Pelotas en Suspenso
Lío de personas en la Tv. Deportiva
Gol de Reynoso en encuentro Perú-Colombia.
Hay otro lío de personas que se agudiza con la modernidad. Los comentaristas deportivos, en alarde de objetividad y tecnicismo, omiten la primera persona, plural o singular, cuando más la sienten. ¿Qué hacía Micky Rospigliosi, el domingo pasado, felicitando a la prensa por "obviar críticas de última hora y apoyar incondicionalmente a los muchachos"? Además de ser tan discutible ese mérito periodístico, lo curioso es que Rospigliosi lo aludía en tercera persona, poniéndose al margen del zafarrancho emocional del cual él forma parte desde que acompañaba a su padre al estadio. Este síndrome de la seudo-objetividad del periodista deportivo que pretende comerse sus celos de hincha patriotero, está cundiendo en el gremio pelotero. Hay un fino equilibrio entre la pasión y el análisis que pocos lo logran y casi nunca a la hora del gran partido. Las arengas, señores narradores, no se hacen en tercera persona sino en primera o en segunda. No se las den de objetivos, que se les nota la hinchada en cada queja al árbitro y en cada foul peruano que no vieron. Pero he de reconocer, lego en la materia, que la narración de Rospigliosi fue ilustrativa y comedida, clara en lenguaje y poco interrumpida por un par de comentaristas de apoyo que se sentían acomplejados frente al apellido y al ímpetu de este gordito pasional. Que pula sus sentimientos y que siga narrando.

Lola Vilar.
La Sra.
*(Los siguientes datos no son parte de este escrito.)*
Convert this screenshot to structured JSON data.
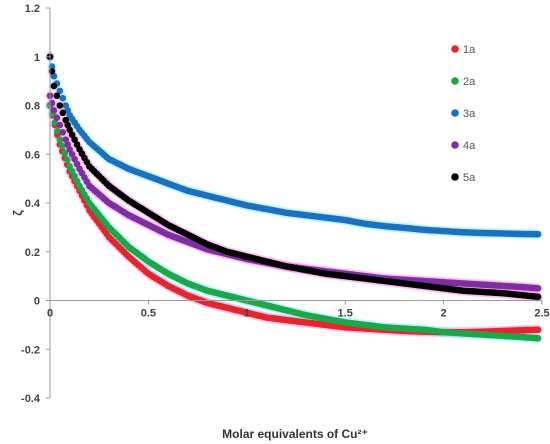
{
  "chart_data": {
    "type": "scatter",
    "title": "",
    "xlabel": "Molar equivalents of Cu²⁺",
    "ylabel": "ζ",
    "xlim": [
      0,
      2.5
    ],
    "ylim": [
      -0.4,
      1.2
    ],
    "x_ticks": [
      "0",
      "0.5",
      "1",
      "1.5",
      "2",
      "2.5"
    ],
    "y_ticks": [
      "1.2",
      "1",
      "0.8",
      "0.6",
      "0.4",
      "0.2",
      "0",
      "-0.2",
      "-0.4"
    ],
    "grid": false,
    "legend_position": "right",
    "series": [
      {
        "name": "1a",
        "color": "#e0282a",
        "halo": "#ff88ee",
        "x": [
          0.0,
          0.05,
          0.1,
          0.15,
          0.2,
          0.3,
          0.4,
          0.5,
          0.6,
          0.7,
          0.8,
          0.9,
          1.0,
          1.1,
          1.2,
          1.3,
          1.4,
          1.5,
          1.6,
          1.7,
          1.8,
          1.9,
          2.0,
          2.1,
          2.2,
          2.3,
          2.4,
          2.48
        ],
        "y": [
          0.8,
          0.64,
          0.53,
          0.45,
          0.37,
          0.26,
          0.18,
          0.11,
          0.06,
          0.02,
          -0.01,
          -0.03,
          -0.05,
          -0.07,
          -0.08,
          -0.09,
          -0.1,
          -0.11,
          -0.115,
          -0.12,
          -0.125,
          -0.128,
          -0.13,
          -0.13,
          -0.128,
          -0.125,
          -0.122,
          -0.12
        ]
      },
      {
        "name": "2a",
        "color": "#1fa54a",
        "halo": "#7ff5f0",
        "x": [
          0.0,
          0.05,
          0.1,
          0.15,
          0.2,
          0.3,
          0.4,
          0.5,
          0.6,
          0.7,
          0.8,
          0.9,
          1.0,
          1.1,
          1.2,
          1.3,
          1.4,
          1.5,
          1.6,
          1.7,
          1.8,
          1.9,
          2.0,
          2.1,
          2.2,
          2.3,
          2.4,
          2.48
        ],
        "y": [
          0.8,
          0.66,
          0.55,
          0.47,
          0.4,
          0.3,
          0.22,
          0.16,
          0.11,
          0.07,
          0.04,
          0.02,
          0.0,
          -0.02,
          -0.04,
          -0.06,
          -0.075,
          -0.09,
          -0.1,
          -0.11,
          -0.115,
          -0.12,
          -0.13,
          -0.135,
          -0.14,
          -0.145,
          -0.15,
          -0.155
        ]
      },
      {
        "name": "3a",
        "color": "#1f6fbf",
        "halo": "#7ff5f0",
        "x": [
          0.0,
          0.02,
          0.05,
          0.08,
          0.1,
          0.15,
          0.2,
          0.3,
          0.4,
          0.5,
          0.6,
          0.7,
          0.8,
          0.9,
          1.0,
          1.1,
          1.2,
          1.3,
          1.4,
          1.5,
          1.6,
          1.7,
          1.8,
          1.9,
          2.0,
          2.1,
          2.2,
          2.3,
          2.4,
          2.48
        ],
        "y": [
          1.0,
          0.92,
          0.86,
          0.8,
          0.76,
          0.7,
          0.65,
          0.58,
          0.54,
          0.51,
          0.48,
          0.45,
          0.43,
          0.41,
          0.39,
          0.375,
          0.36,
          0.35,
          0.34,
          0.33,
          0.315,
          0.305,
          0.298,
          0.29,
          0.285,
          0.28,
          0.277,
          0.275,
          0.273,
          0.272
        ]
      },
      {
        "name": "4a",
        "color": "#7b2fa0",
        "halo": "#ff88ee",
        "x": [
          0.0,
          0.02,
          0.05,
          0.08,
          0.1,
          0.15,
          0.2,
          0.3,
          0.4,
          0.5,
          0.6,
          0.7,
          0.8,
          0.9,
          1.0,
          1.1,
          1.2,
          1.3,
          1.4,
          1.5,
          1.6,
          1.7,
          1.8,
          1.9,
          2.0,
          2.1,
          2.2,
          2.3,
          2.4,
          2.48
        ],
        "y": [
          0.84,
          0.78,
          0.72,
          0.66,
          0.62,
          0.54,
          0.47,
          0.4,
          0.35,
          0.31,
          0.27,
          0.24,
          0.21,
          0.19,
          0.17,
          0.155,
          0.14,
          0.13,
          0.12,
          0.11,
          0.1,
          0.09,
          0.085,
          0.08,
          0.075,
          0.07,
          0.065,
          0.06,
          0.055,
          0.05
        ]
      },
      {
        "name": "5a",
        "color": "#000000",
        "halo": "#ff88ee",
        "x": [
          0.0,
          0.02,
          0.05,
          0.08,
          0.1,
          0.15,
          0.2,
          0.3,
          0.4,
          0.5,
          0.6,
          0.7,
          0.8,
          0.9,
          1.0,
          1.1,
          1.2,
          1.3,
          1.4,
          1.5,
          1.6,
          1.7,
          1.8,
          1.9,
          2.0,
          2.1,
          2.2,
          2.3,
          2.4,
          2.48
        ],
        "y": [
          1.0,
          0.88,
          0.8,
          0.74,
          0.7,
          0.62,
          0.55,
          0.47,
          0.41,
          0.36,
          0.31,
          0.27,
          0.23,
          0.2,
          0.18,
          0.16,
          0.14,
          0.125,
          0.11,
          0.1,
          0.09,
          0.08,
          0.07,
          0.06,
          0.05,
          0.04,
          0.035,
          0.03,
          0.022,
          0.015
        ]
      }
    ]
  }
}
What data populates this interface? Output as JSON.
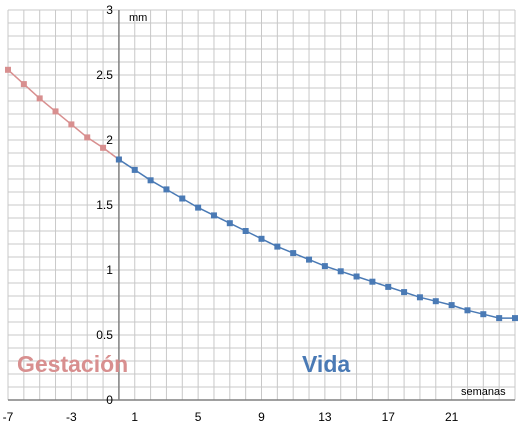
{
  "chart_data": {
    "type": "line",
    "y_unit_label": "mm",
    "x_unit_label": "semanas",
    "region_labels": {
      "before": "Gestación",
      "after": "Vida"
    },
    "xlim": [
      -7,
      25
    ],
    "ylim": [
      0,
      3
    ],
    "x_ticks": [
      -7,
      -3,
      1,
      5,
      9,
      13,
      17,
      21
    ],
    "x_tick_labels": [
      "-7",
      "-3",
      "1",
      "5",
      "9",
      "13",
      "17",
      "21"
    ],
    "y_ticks": [
      0,
      0.5,
      1,
      1.5,
      2,
      2.5,
      3
    ],
    "y_tick_labels": [
      "0",
      "0.5",
      "1",
      "1.5",
      "2",
      "2.5",
      "3"
    ],
    "grid": true,
    "colors": {
      "gestacion": "#d88f8f",
      "vida": "#4a7ab5",
      "axis": "#808080",
      "grid": "#c8c8c8"
    },
    "series": [
      {
        "name": "Gestación",
        "x": [
          -7,
          -6,
          -5,
          -4,
          -3,
          -2,
          -1,
          0
        ],
        "values": [
          2.54,
          2.43,
          2.32,
          2.22,
          2.12,
          2.02,
          1.94,
          1.85
        ]
      },
      {
        "name": "Vida",
        "x": [
          0,
          1,
          2,
          3,
          4,
          5,
          6,
          7,
          8,
          9,
          10,
          11,
          12,
          13,
          14,
          15,
          16,
          17,
          18,
          19,
          20,
          21,
          22,
          23,
          24,
          25
        ],
        "values": [
          1.85,
          1.77,
          1.69,
          1.62,
          1.55,
          1.48,
          1.42,
          1.36,
          1.3,
          1.24,
          1.18,
          1.13,
          1.08,
          1.03,
          0.99,
          0.95,
          0.91,
          0.87,
          0.83,
          0.79,
          0.76,
          0.73,
          0.69,
          0.66,
          0.63,
          0.63
        ]
      }
    ]
  }
}
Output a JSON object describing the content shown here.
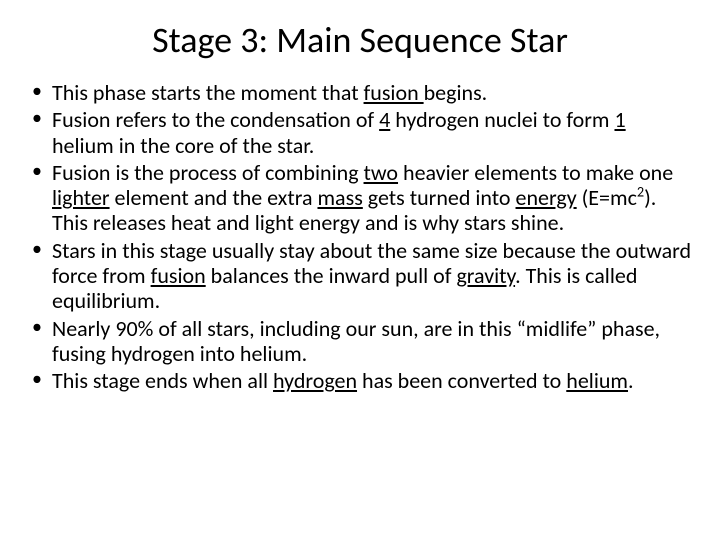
{
  "slide": {
    "title": "Stage 3: Main Sequence Star",
    "title_fontsize": 36,
    "body_fontsize": 22,
    "background_color": "#ffffff",
    "text_color": "#000000",
    "font_family": "Calibri",
    "bullets": [
      {
        "parts": [
          {
            "t": "This phase starts the moment that "
          },
          {
            "t": "fusion ",
            "u": true
          },
          {
            "t": "begins."
          }
        ]
      },
      {
        "parts": [
          {
            "t": "Fusion refers to the condensation of "
          },
          {
            "t": "4",
            "u": true
          },
          {
            "t": " hydrogen nuclei to form "
          },
          {
            "t": "1",
            "u": true
          },
          {
            "t": " helium in the core of the star."
          }
        ]
      },
      {
        "parts": [
          {
            "t": "Fusion is the process of combining "
          },
          {
            "t": "two",
            "u": true
          },
          {
            "t": " heavier elements to make one "
          },
          {
            "t": "lighter",
            "u": true
          },
          {
            "t": " element and the extra "
          },
          {
            "t": "mass",
            "u": true
          },
          {
            "t": " gets turned into "
          },
          {
            "t": "energy",
            "u": true
          },
          {
            "t": " (E=mc"
          },
          {
            "t": "2",
            "sup": true
          },
          {
            "t": ").  This releases heat and light energy and is why stars shine."
          }
        ]
      },
      {
        "parts": [
          {
            "t": "Stars in this stage usually stay about the same size because the outward force from "
          },
          {
            "t": "fusion",
            "u": true
          },
          {
            "t": " balances the inward pull of "
          },
          {
            "t": "gravity",
            "u": true
          },
          {
            "t": ".  This is called equilibrium."
          }
        ]
      },
      {
        "parts": [
          {
            "t": "Nearly 90% of all stars, including our sun, are in this “midlife” phase, fusing hydrogen into helium."
          }
        ]
      },
      {
        "parts": [
          {
            "t": "This stage ends when all "
          },
          {
            "t": "hydrogen",
            "u": true
          },
          {
            "t": " has been converted to "
          },
          {
            "t": "helium",
            "u": true
          },
          {
            "t": "."
          }
        ]
      }
    ]
  }
}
Vilar quiere volver a la Tv. de cualquier forma, como cabeza de elefante o como cola de vaca. Las "Utilísimas" la han recibido, como reciben a la cocinera, al maquillador o a la amiga de las mascotas, para que se encargue de una secuencia interior, del único segmento del programa que es en sí mismo una representación. Pero lástima que esa sana incursión de espacio tan convencional en la ficción sea tan naif y tan retórica como lo que vimos hace unos días (la continuidad de la secuencia, interrumpida esta semana, peligra). Doña Lola, sentada frente a un televisor apagado o incursionando en la cocina, lanza un texto fluido, correctamente escrito y mejor pronunciado pero con un humor verboso y conservador que remite a Alfonso Paso y otros dramaturgos trasnochados. Lola simpatiza pero no empatiza con el medio. Ojalá sepa cambiar de libretos y de tono.
Ultimadamente, María
Thalia
Cantinflas usaba adverbios raros para decir que no sabía de que estaba hablando. Era su retórica de pobre y su manera de evitar el silencio, aunque también, pronunciados con cierto engolamiento, eran como una salvaje tarjeta de presentación. "Ultimadamente" equivale a decir "aquí esta esta simpleza, y me importa un rábano lo que ud. piense de ella". El adverbio cae bien a "María la del Barrio", punto final al tríptico populachero que Thalía de Televisa empezó con "MaríaMercedes" y prosiguió con "Marimar". Como en las otras,
el cuento rosa y la protagonista dicharachera se alian para producir una novela-fábula, naif y frescota. En las anteriores les ligó a medias, nada indica que ahora logren el cometido. También como en las predecesoras, Thalía se rodea de nobles veteranos que la apapachen. Entre ellos el legendario Tito Guízar, René Muñoz, Iran Eory y, nuestro compatriota Ricardo Blume, 25 años después de protagonizar un adverbio y una novela más transparentes: "Simplemente María".
El Joven
Phoenix
En "Cuenta conmigo" el buen Rob Reiner reunió a un grupo de mocosos en una expedición macabra -descubrir un cadáver- que resultó en gran aventura sentimental. El más sensible de los críos y el más notable de los jóvenes actores fue River Phoenix, a pocos años de caer víctima del sueño eterno en una discoteca.
Picotazos
-"No te muevas que me excito".
Petipán sentado en el regazo de un compañero de
"Risas y salsa".
-"Sabes que los rostros orientales son muy difíciles de maquillar, así que he venido con muchas expectativas de aprender.
-¡Qué lindo!"
Susie Sato a maquillador de "Utilísima".